Targeted Advertising
The OCDPA defines "targeted advertising" as "advertising that is selected for display to a consumer on the basis of personal data obtained from that consumer's activities over time and across one or more nonaffiliated websites or online applications and is used to predict the consumer's preferences or interests." Like most other State Data Privacy Laws, the OCDPA expressly excludes certain activities from the definition of "targeted advertising," such as advertisements based on:
- activities within a controller's own websites or online applications
- the context of a consumer's current search query or visit to a website or online application
- the consumer's request for information or feedback
- processing that measures or reports the performance, reach, or frequency of an advertisement.
The OCDPA also imposes the same opt-out method requirements on controllers in connection with targeted advertising as it does with respect to with respect to the sale of personal data.
Deidentified and Pseudonymous Data
The OCDPA generally defines "deidentified data" as data that cannot reasonably be linked to an identified or identifiable individual and such data is expressly excluded from the definition of "personal data." Notably, in contrast to most other State Data Privacy Laws the OCDPA does not define or specifically discuss "pseudonymous" data.

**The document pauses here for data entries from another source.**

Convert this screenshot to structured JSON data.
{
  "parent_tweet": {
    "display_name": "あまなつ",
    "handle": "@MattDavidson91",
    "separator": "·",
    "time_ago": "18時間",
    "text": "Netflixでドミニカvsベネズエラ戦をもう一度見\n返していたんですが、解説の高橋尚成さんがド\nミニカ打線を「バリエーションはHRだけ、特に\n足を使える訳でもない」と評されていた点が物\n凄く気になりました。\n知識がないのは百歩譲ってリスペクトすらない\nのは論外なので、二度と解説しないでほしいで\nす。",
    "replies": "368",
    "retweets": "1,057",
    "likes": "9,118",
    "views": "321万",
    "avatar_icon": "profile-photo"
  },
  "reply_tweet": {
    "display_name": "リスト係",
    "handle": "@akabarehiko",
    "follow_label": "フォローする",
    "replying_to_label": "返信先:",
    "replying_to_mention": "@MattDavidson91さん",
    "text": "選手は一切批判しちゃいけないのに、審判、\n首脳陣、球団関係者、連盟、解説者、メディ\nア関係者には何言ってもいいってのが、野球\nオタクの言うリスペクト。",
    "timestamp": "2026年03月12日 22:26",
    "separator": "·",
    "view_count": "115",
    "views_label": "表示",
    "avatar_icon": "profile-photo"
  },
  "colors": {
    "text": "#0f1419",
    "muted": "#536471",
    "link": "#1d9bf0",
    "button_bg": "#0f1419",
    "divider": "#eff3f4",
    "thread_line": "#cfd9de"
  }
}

Similar to certain other State Data Privacy Laws, the OCDPA requires that controllers in possession of deidentified data take reasonable measures to ensure that such data cannot be associated with an individual and contractually obligate any recipients of deidentified data to comply with all applicable provisions of the OCDPA. Additionally, like some other State Data Privacy Laws, such as the Virginia Consumer Data Protection Act, Utah Consumer Privacy Act, and Connecticut Data Privacy Act, the OCDPA requires controllers to "publicly commit" not to re-identify deidentified data. The OCDPA requires controllers that disclose deidentified data to exercise reasonable oversight to monitor compliance with any contractual commitments with third parties related to such deidentified data (including avoiding attempts to re-identify such data) and to take appropriate actions to address any breaches of such contractual commitments.
Enforcement and Penalties
In contrast to the California Consumer Privacy Act and California Privacy Rights Act, the OCDPA does not provide consumers with a private right of action and is not enforced by a dedicated privacy agency. Rather, the OCDPA is enforced by the Oregon Attorney General. Under the OCDPA, the Oregon Attorney General, prior to initiating an action, must first determine if a violation can be cured. If so, the Oregon Attorney General must send notice to the controller of the violation and provide thirty (30) days to cure the violation. If uncured, the Oregon Attorney General may initiate an action against the violator and recover up to $7,500 in civil penalties per violation. The right to cure provision sunsets on January 1, 2026.